A central hallway is entered from the ground floor verandah. The hall contains a timber staircase with turned timber balustrades, which leads to the upper level. The entrance to the hall features double timber doors with leadlight sidelights and a semi-circular leadlight fanlight. Leading from the hallway to the right is another smaller hall which leads to the public bar and two minor rooms. The interior walls are plastered with timber cornices and architraves and the ceilings are vj boards. The public bar has a pressed metal ceiling and retains the original timber panelled entry doors and timber double- hung windows. The bar fitout is not original and the walls have been lined with timber veneer panelling.

To the left of the main hallway is a space which was originally a large dining room with two small parlours opening onto the street through French doors. The dividing walls between these rooms have been removed but the original doors and windows are intact. A dividing wall has been inserted in the dining room space to form a storeroom. The remainder of the building was not inspected internally.
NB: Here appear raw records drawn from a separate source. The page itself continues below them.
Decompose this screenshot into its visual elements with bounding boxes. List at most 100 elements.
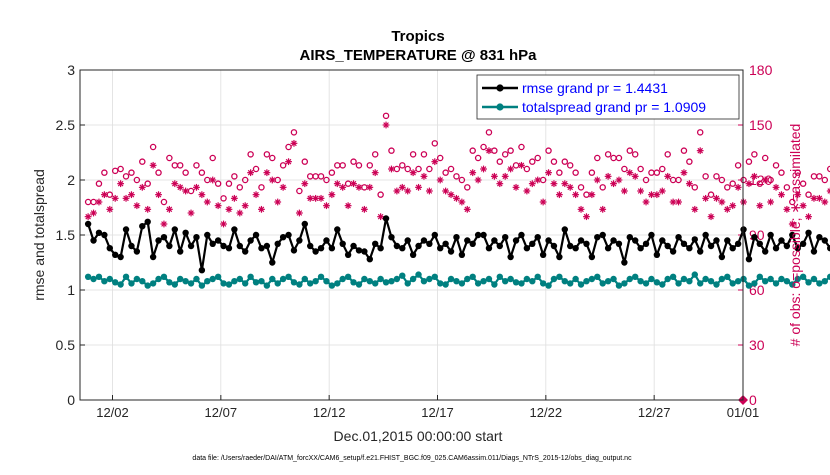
obs-assimilated-point: [279, 183, 287, 191]
totalspread-point: [659, 281, 666, 288]
rmse-point: [772, 245, 780, 252]
rmse-point: [577, 237, 585, 244]
y-axis-left-label: rmse and totalspread: [31, 169, 47, 301]
rmse-point: [675, 234, 682, 241]
rmse-point: [637, 245, 644, 252]
rmse-point: [707, 242, 715, 250]
obs-possible-point: [631, 151, 639, 158]
obs-possible-point: [371, 151, 379, 158]
obs-possible-point: [621, 165, 628, 173]
totalspread-point: [805, 279, 812, 286]
obs-assimilated-point: [209, 176, 217, 184]
totalspread-point: [274, 280, 281, 287]
rmse-point: [182, 229, 189, 236]
obs-assimilated-point: [794, 191, 802, 199]
obs-assimilated-point: [176, 183, 184, 191]
obs-possible-point: [496, 158, 504, 165]
totalspread-point: [810, 275, 818, 283]
y-axis-right-label: # of obs: o=possible; ∗=assimilated: [787, 124, 803, 347]
totalspread-point: [431, 273, 438, 280]
rmse-point: [350, 242, 357, 250]
obs-assimilated-point: [366, 183, 374, 191]
rmse-point: [523, 245, 531, 252]
obs-assimilated-point: [425, 187, 433, 195]
totalspread-series: [84, 271, 830, 289]
rmse-point: [106, 245, 113, 252]
obs-possible-point: [464, 184, 471, 191]
obs-assimilated-point: [799, 202, 807, 210]
obs-possible-point: [339, 162, 346, 169]
rmse-point: [594, 234, 601, 241]
obs-assimilated-point: [642, 198, 650, 206]
obs-assimilated-point: [555, 191, 563, 199]
totalspread-point: [269, 275, 276, 283]
obs-assimilated-point: [620, 187, 628, 195]
obs-assimilated-point: [734, 183, 742, 191]
totalspread-point: [182, 278, 189, 285]
obs-possible-point: [821, 176, 829, 184]
obs-possible-point: [269, 154, 276, 162]
totalspread-point: [464, 275, 471, 283]
obs-assimilated-point: [138, 183, 146, 191]
obs-possible-point: [144, 180, 151, 187]
totalspread-point: [789, 281, 796, 288]
rmse-point: [691, 236, 698, 243]
obs-assimilated-point: [90, 209, 97, 217]
rmse-point: [464, 237, 471, 244]
obs-assimilated-point: [84, 213, 92, 221]
obs-possible-point: [653, 169, 661, 176]
totalspread-point: [604, 278, 612, 285]
rmse-point: [437, 245, 444, 252]
totalspread-point: [632, 273, 639, 280]
obs-assimilated-point: [344, 202, 352, 210]
rmse-point: [534, 234, 541, 241]
rmse-point: [686, 245, 693, 252]
totalspread-point: [366, 278, 373, 285]
totalspread-point: [729, 280, 736, 287]
rmse-point: [794, 245, 801, 252]
totalspread-point: [415, 271, 422, 278]
rmse-point: [767, 231, 774, 239]
obs-assimilated-point: [810, 194, 818, 202]
totalspread-point: [615, 282, 623, 289]
obs-assimilated-point: [572, 191, 580, 199]
obs-assimilated-point: [436, 176, 444, 184]
totalspread-point: [84, 273, 92, 280]
rmse-point: [799, 240, 807, 247]
totalspread-point: [160, 273, 168, 280]
obs-assimilated-point: [225, 205, 233, 213]
rmse-point: [447, 248, 455, 255]
totalspread-point: [388, 278, 395, 285]
totalspread-point: [171, 281, 178, 288]
totalspread-point: [214, 273, 222, 280]
rmse-point: [632, 237, 639, 244]
totalspread-point: [610, 275, 617, 283]
rmse-point: [713, 237, 720, 244]
totalspread-point: [713, 281, 720, 288]
obs-assimilated-point: [685, 180, 693, 188]
obs-assimilated-point: [106, 205, 114, 213]
rmse-point: [198, 267, 206, 274]
rmse-point: [117, 253, 124, 261]
obs-assimilated-point: [745, 180, 753, 188]
obs-assimilated-point: [214, 202, 222, 210]
obs-assimilated-point: [675, 198, 682, 206]
totalspread-point: [339, 275, 346, 283]
obs-possible-point: [155, 169, 162, 176]
totalspread-point: [545, 282, 552, 289]
obs-possible-point: [756, 180, 764, 187]
totalspread-point: [480, 278, 487, 285]
obs-assimilated-point: [350, 180, 357, 188]
x-tick-label: 12/27: [638, 405, 671, 420]
rmse-point: [220, 242, 227, 250]
obs-assimilated-point: [301, 180, 309, 188]
rmse-point: [697, 248, 704, 255]
legend-spread-marker: [496, 103, 504, 111]
totalspread-point: [372, 280, 379, 287]
rmse-point: [155, 237, 162, 244]
totalspread-point: [447, 275, 455, 283]
rmse-point: [599, 231, 606, 239]
rmse-point: [361, 248, 368, 255]
totalspread-point: [307, 280, 314, 287]
obs-assimilated-point: [761, 176, 769, 184]
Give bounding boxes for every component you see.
A single storey kitchen wing with a hipped roof is set at right angles to the building at the rear. A two storey amenities block has been added at the rear of the public bar to provide toilets to the first and second floors. There is a breezeway between this block and the original rear wall. A verandah with a convex roof and timber and iron balustrade detailing is on the first level at the rear of the building. A brick garage with a skillion roof is at the rear of the property accessed from Mortimer Street.
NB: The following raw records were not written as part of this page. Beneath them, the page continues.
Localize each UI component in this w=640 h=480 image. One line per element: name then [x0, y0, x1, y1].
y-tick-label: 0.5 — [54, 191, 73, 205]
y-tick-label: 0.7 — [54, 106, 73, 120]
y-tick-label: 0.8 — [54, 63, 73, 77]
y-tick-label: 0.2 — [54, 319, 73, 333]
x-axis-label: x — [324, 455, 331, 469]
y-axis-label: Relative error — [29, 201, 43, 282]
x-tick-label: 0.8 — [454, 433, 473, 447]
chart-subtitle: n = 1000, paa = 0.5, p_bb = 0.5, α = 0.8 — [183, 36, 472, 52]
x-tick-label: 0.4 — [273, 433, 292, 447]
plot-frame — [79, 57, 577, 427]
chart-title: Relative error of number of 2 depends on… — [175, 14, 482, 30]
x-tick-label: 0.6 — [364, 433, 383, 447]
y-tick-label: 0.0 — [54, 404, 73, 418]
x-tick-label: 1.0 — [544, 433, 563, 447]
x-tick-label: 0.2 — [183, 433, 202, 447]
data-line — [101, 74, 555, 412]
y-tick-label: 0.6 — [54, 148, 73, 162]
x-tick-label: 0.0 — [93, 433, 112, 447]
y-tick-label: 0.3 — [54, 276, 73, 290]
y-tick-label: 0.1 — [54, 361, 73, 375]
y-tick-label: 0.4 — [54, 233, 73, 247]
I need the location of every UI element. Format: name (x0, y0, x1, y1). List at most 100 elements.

The hotel, situated on a corner site on the gentle slope of Brisbane Street, is a prominent landmark with the streetscape.

It is complemented by a series of three modest timber dwellings, with corrugated iron, pyramid roofing. The two houses closest to the hotel have quite steeply pitched roof slopes

== Heritage listing ==
Ulster Hotel was listed on the Queensland Heritage Register on 21 October 1992 having satisfied the following criteria.

The place is important in demonstrating the evolution or pattern of Queensland's history.

Erected in 1910, the Ulster Hotel demonstrates a period of renewed building activity in Ipswich around the turn of the 20th century being built as a new hotel on the site of a previous hotel. It was one of many substantial public brick buildings constructed during this period and the striking nature of the building also reflects the importance of the local hotel in communities of the era.

The place is important in demonstrating the principal characteristics of a particular class of cultural places.

The Ulster Hotel is a good example of a Queensland Federation Hotel with its original design and detailing still either intact or evident.

The place is important because of its aesthetic significance.

The Ulster Hotel has aesthetic significance for its contribution to the Brisbane Street streetscape because of its size, detailing and prominent corner position and for its architectural value which displays a skilled design approach and fine workmanship.

The place has a strong or special association with a particular community or cultural group for social, cultural or spiritual reasons.

It also has special association with the local community as a place of social activity since the construction of the present hotel in 1910 and the previous hotel on the site since the latter nineteenth century.

The place has a special association with the life or work of a particular person, group or organisation of importance in Queensland's history.

It also has special association with Ipswich businessman Patrick O'Sullivan, a member of the first Queensland Legislative Assembly m1860 and has special association with Dan Dempsey the popular publican in the early 20th century who gave the pub the nickname the "Dempsey" and his family who still run the pub today.